Stalowcy rozpoczynają przygotowania

Zdjęcie okładkowe artykułu:
zdjęcie autora artykułu

Po zakończeniu minionego sezonu z zespołem Stalówki rozstał się dotychczasowy szkoleniowiec, Władysław Łach. Działacze w ubiegłym tygodniu znaleźli jego następcę. W sezonie 2009/2010 zielono-czarnych poprowadzi Przemysław Cecherz.

W tym artykule dowiesz się o:

W poprzednim sezonie Stalowcy zachowali ligowy byt. Jedną z niewiadomych była na pewno sprawa pozostania w klubie dotychczasowego opiekuna, Władysława Łacha.
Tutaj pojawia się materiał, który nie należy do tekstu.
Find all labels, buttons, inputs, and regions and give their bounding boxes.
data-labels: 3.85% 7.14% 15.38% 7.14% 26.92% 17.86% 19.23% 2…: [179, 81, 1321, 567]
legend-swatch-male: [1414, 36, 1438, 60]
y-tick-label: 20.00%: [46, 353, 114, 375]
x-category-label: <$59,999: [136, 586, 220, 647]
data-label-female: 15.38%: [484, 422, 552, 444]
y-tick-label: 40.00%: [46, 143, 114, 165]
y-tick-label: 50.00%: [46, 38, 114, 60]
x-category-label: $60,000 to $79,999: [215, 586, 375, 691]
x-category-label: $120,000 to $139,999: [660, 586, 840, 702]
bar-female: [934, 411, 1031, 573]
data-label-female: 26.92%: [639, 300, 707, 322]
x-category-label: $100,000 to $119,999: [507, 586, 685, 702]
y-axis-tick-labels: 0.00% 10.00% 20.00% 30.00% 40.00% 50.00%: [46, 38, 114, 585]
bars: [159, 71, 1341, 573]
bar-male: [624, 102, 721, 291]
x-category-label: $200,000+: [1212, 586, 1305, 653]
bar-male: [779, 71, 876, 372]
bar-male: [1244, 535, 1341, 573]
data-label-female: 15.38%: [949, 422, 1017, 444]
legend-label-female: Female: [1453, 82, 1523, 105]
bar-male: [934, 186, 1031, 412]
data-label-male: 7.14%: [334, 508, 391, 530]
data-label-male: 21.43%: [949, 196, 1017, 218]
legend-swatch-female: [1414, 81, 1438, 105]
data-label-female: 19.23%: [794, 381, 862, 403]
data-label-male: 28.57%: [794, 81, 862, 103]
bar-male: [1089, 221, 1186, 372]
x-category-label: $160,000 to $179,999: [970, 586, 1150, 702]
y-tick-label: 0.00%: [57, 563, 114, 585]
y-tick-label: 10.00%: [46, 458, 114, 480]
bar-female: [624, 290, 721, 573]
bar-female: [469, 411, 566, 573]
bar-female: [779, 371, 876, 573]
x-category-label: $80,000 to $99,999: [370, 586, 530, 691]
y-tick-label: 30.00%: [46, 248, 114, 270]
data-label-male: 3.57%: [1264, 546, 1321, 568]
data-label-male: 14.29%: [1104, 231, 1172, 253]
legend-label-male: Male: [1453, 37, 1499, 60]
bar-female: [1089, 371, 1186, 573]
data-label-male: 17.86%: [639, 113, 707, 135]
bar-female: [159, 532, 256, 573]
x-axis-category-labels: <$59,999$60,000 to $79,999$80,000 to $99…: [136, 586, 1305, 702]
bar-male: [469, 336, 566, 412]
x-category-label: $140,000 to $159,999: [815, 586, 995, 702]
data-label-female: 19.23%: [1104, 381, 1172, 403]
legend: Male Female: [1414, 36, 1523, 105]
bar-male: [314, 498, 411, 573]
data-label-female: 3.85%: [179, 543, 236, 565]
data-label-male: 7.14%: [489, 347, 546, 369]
Ten jednak nie zdecydował się na kontynuowanie pracy w Stalowej Woli. - Trener Lach powiedział, że dwa lata w Stali mu wystarczą - stwierdził w rozmowie z portalem SportoweFakty.pl dyrektor stalowowolskiego klubu Dariusz Schlage. Gorączkowe poszukiwania przyniosły efekt. Posadę szkoleniowca zielono-czarnych objął Przemysław Cecherz.

Nowy opiekun jedynego przedstawiciela Podkarpacia w pierwszej lidze nie będzie miał łatwego zadania. - Chcemy zatrzymać z poprzedniej kadry 11-12 zawodników - mówił kilka dni temu Schlage. Właśnie kadra może być sporym problemem Cecherza. Nowy trener Stali ma jednak kilku graczy na oku. - W składzie widziałbym Benjamina Imeha, Ihora Mihałewskyja i Pawła Olszewskiego - powiedział 36-letni szkoleniowiec. Kadra Stalówki zostanie także wzmocniona piłkarzami z regionu, których chciałby sprawdzić asystent Cecherza, Artur Chyła. Mowa m.in. o Damianie Judzie i Krzysztofie Jabłońskim. Priorytetem jest pozyskanie środkowego pomocnika.

Stalowcy zajęcia rozpoczną 29 czerwca o godzinie 17.00. Termin nieco nie odpowiadał Cecherzowi. - Nie będziemy już nic zmieniać. Jak już ustalono ten termin to niech zostanie. Trudno - mówił w ubiegłym tygodniu Cecherz, zaraz po podpisaniu umowy z klubem ze Stalowej Woli. Na zajęciach powinna pojawić się większość graczy, którzy reprezentowali ekipę z hutniczego grodu w poprzednich rozgrywkach. Nie wiadomo jak będzie wyglądała sprawa z wypożyczonymi piłkarzami Cracovii Kraków. Większość jednak chciałaby dalej grać w Stali. - Moje zdanie na temat dalszej gry w Stalowej Woli się nie zmienia. Miło wspominam ten okres, kiedy tam grałem. Jeśli byłaby taka możliwość to chciałbym dalej tam grać - mówi portalowi SportoweFakty.pl Konrad Cebula. Działacze ze Stalowej Woli chcieliby także pozostawić w zespole Pauliusa Paknysa. Prawdopodobnie szeregi zielono-czarnych opuści Grzegorz Kmiecik, który ma jednak ważną umowę z klubem.

Jesienią w Stali nie zagra na pewno Adrian Bartkowiak, który jest bliski podpisania kontraktu w Warcie Poznań. Oprócz niego jest jeszcze kilku zawodników, którzy szybko wyjechali ze Stalowej Woli. - Trzech graczy zaraz po zakończeniu sezonu wyjechało i nawet się nie pożegnało. To piłkarze, którzy mało grali - kończy Schlage.